Sometimes what’s been deemed “verified” on Wikipedia seems too strange to be true. In Wikipedia for the Weird, the Daily Dot tracks down the most bizarre and entertaining entries on the Web’s crowdsourced encyclopedia, sending down the rabbit hole even further.
Trackpads ready? I’m beginning with one of my favorite Wikipedia entries, a topic so tragically amusing it seems better suited to be on a site like Cracked or College Humor. But somehow, Wikipedia’s labor intensive categorizing and equally intense debate over these historical figures makes it even funnier. Haven’t they been through enough? Blood, sweat, tears, innovation and death by the hand of their creation. It doesn’t “get better” for these people, unfortunately.
“Thomas Midgley, Jr. (1889–1944) was an American engineer and chemist who contracted polio at age 51, leaving him severely disabled. He devised an elaborate system of strings and pulleys to help others lift him from bed. This system was the eventual cause of his death when he was accidentally entangled in the ropes of this device and died of strangulation at the age of 55.”
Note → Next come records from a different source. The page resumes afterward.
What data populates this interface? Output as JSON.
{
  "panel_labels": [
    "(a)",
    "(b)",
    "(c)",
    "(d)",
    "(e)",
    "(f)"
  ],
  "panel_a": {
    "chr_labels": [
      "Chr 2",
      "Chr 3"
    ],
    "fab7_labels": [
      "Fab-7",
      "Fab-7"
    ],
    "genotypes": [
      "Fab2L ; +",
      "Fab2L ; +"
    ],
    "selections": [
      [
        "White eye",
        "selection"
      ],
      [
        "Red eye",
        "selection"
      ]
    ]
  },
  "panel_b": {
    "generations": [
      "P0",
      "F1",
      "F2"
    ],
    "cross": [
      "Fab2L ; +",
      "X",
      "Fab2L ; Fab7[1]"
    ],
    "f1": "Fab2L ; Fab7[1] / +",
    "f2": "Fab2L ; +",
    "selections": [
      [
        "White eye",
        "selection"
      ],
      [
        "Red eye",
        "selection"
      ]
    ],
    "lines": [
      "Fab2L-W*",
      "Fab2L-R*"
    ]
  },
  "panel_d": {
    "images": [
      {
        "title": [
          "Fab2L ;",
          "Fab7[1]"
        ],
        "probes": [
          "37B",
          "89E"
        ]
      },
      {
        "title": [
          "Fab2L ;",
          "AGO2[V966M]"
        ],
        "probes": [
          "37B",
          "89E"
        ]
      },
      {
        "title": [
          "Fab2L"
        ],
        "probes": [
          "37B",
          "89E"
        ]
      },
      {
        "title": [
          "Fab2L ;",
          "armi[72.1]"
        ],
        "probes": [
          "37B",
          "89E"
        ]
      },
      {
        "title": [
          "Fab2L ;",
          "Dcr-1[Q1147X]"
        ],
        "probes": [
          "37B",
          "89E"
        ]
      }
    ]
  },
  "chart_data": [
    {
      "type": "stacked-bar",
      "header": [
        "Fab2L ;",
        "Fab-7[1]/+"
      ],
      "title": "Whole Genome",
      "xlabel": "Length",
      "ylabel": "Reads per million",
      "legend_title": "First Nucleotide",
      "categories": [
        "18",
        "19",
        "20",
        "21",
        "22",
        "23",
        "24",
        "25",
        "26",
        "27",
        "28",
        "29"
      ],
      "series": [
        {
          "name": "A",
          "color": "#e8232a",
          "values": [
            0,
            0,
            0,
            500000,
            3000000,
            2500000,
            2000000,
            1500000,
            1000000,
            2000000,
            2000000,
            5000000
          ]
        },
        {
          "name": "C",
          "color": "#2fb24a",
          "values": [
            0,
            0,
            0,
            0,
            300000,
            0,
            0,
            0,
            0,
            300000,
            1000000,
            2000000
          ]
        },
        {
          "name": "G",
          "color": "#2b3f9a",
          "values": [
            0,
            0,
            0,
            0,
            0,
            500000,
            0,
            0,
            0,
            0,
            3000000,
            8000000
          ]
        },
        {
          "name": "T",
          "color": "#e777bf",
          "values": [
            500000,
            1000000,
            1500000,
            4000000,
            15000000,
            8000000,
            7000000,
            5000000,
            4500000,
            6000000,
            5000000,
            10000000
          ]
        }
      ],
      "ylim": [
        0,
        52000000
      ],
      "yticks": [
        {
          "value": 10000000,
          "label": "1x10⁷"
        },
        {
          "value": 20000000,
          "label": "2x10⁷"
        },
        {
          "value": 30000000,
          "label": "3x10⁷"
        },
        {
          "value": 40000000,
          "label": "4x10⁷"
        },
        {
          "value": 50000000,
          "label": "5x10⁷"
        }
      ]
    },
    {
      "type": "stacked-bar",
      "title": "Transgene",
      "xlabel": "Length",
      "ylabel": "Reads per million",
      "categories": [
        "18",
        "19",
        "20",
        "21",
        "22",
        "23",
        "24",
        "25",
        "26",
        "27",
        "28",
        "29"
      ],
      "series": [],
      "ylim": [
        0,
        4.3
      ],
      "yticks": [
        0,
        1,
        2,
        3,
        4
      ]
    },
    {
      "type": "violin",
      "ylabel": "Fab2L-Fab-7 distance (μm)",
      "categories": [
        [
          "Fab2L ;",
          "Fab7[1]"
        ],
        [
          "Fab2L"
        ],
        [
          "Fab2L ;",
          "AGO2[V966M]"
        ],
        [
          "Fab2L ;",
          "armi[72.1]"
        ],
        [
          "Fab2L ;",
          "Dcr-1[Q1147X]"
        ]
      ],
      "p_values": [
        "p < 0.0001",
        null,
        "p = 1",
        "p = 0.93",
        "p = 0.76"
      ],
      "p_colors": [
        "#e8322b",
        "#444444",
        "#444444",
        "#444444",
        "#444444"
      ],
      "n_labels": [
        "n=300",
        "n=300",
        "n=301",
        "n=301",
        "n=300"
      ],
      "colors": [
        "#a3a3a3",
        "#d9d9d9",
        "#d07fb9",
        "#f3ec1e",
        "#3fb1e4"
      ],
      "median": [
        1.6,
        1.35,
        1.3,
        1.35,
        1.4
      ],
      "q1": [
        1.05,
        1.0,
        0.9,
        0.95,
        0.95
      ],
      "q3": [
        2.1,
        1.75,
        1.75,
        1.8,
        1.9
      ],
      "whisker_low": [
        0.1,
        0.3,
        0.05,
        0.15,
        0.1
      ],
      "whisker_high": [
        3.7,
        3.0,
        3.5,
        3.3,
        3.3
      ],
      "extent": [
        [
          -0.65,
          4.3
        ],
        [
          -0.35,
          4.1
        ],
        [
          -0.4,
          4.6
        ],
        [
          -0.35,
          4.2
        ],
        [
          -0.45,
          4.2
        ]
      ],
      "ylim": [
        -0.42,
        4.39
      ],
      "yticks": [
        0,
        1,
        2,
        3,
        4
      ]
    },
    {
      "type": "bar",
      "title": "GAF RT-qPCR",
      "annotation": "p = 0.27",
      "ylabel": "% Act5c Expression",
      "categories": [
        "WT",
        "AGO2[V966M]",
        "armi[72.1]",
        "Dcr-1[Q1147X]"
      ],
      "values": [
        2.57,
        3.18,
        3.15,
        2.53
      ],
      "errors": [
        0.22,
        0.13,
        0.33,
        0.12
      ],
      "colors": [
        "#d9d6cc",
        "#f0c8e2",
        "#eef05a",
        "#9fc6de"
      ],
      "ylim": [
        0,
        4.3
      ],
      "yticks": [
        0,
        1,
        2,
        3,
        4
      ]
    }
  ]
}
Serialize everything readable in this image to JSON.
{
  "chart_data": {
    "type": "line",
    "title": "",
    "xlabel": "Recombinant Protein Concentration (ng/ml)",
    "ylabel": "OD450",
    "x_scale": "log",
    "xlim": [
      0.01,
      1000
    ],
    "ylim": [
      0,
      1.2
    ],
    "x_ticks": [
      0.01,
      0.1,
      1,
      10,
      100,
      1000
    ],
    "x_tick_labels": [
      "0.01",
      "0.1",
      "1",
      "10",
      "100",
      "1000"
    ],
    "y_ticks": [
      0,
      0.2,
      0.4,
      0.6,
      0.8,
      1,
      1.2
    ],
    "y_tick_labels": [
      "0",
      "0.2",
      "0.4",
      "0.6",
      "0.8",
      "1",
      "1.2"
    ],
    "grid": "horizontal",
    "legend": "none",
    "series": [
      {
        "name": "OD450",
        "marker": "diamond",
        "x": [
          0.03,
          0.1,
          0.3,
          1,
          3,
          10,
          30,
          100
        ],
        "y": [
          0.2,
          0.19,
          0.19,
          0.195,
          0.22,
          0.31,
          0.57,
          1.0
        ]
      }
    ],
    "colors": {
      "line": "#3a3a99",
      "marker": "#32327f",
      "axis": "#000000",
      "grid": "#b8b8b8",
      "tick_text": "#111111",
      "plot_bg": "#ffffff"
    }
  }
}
Yeesh, that’s rough. Midgley not only lived with polio, he invented a way to make his life easier with polio that ended up murdering him. And he’s not alone:
“Li Si (208 BC), Prime Minister during the Qin dynasty, was executed by the Five Pains method which he had devised.”
Curious what those Five Pains are, exactly? Ah, well, a well-linked Wikipedia has your back:
“The Five Pains were as follows: first the victim's nose was cut off, followed by a hand and then a foot.”
I guess that’s more like karma than anything else.
By far the best part of this particular article is the controversy surrounding the Segway-caused death of James Heselden, who apparently rode off a cliff soon after buying the Segway production company. Click into the “Talk” section and you’ll learn that Heselden’s death caused Wikipedia editors confusion on where to place him. See, Dean Kamen actually invented the Segway so technically Heselden doesn’t belong in this entry.
“Currently it's in the "Myths" section. I don't think it belongs there either, as the Heselden/Segway story is true, not a myth,” writes an editor, after the entry was placed in a section called “Myths,” which also includes fitness enthusiast Jim Fixx, who died during a jog, and Joseph-Ignace Guillotin, who was rumored to have been killed by his own namesake invention.
What did we learn here? Invention is seemingly overrated (and not to mention dangerous) .Fate works in ways that can be tragically amusing. But would we be talking about the Segway otherwise? Probably not.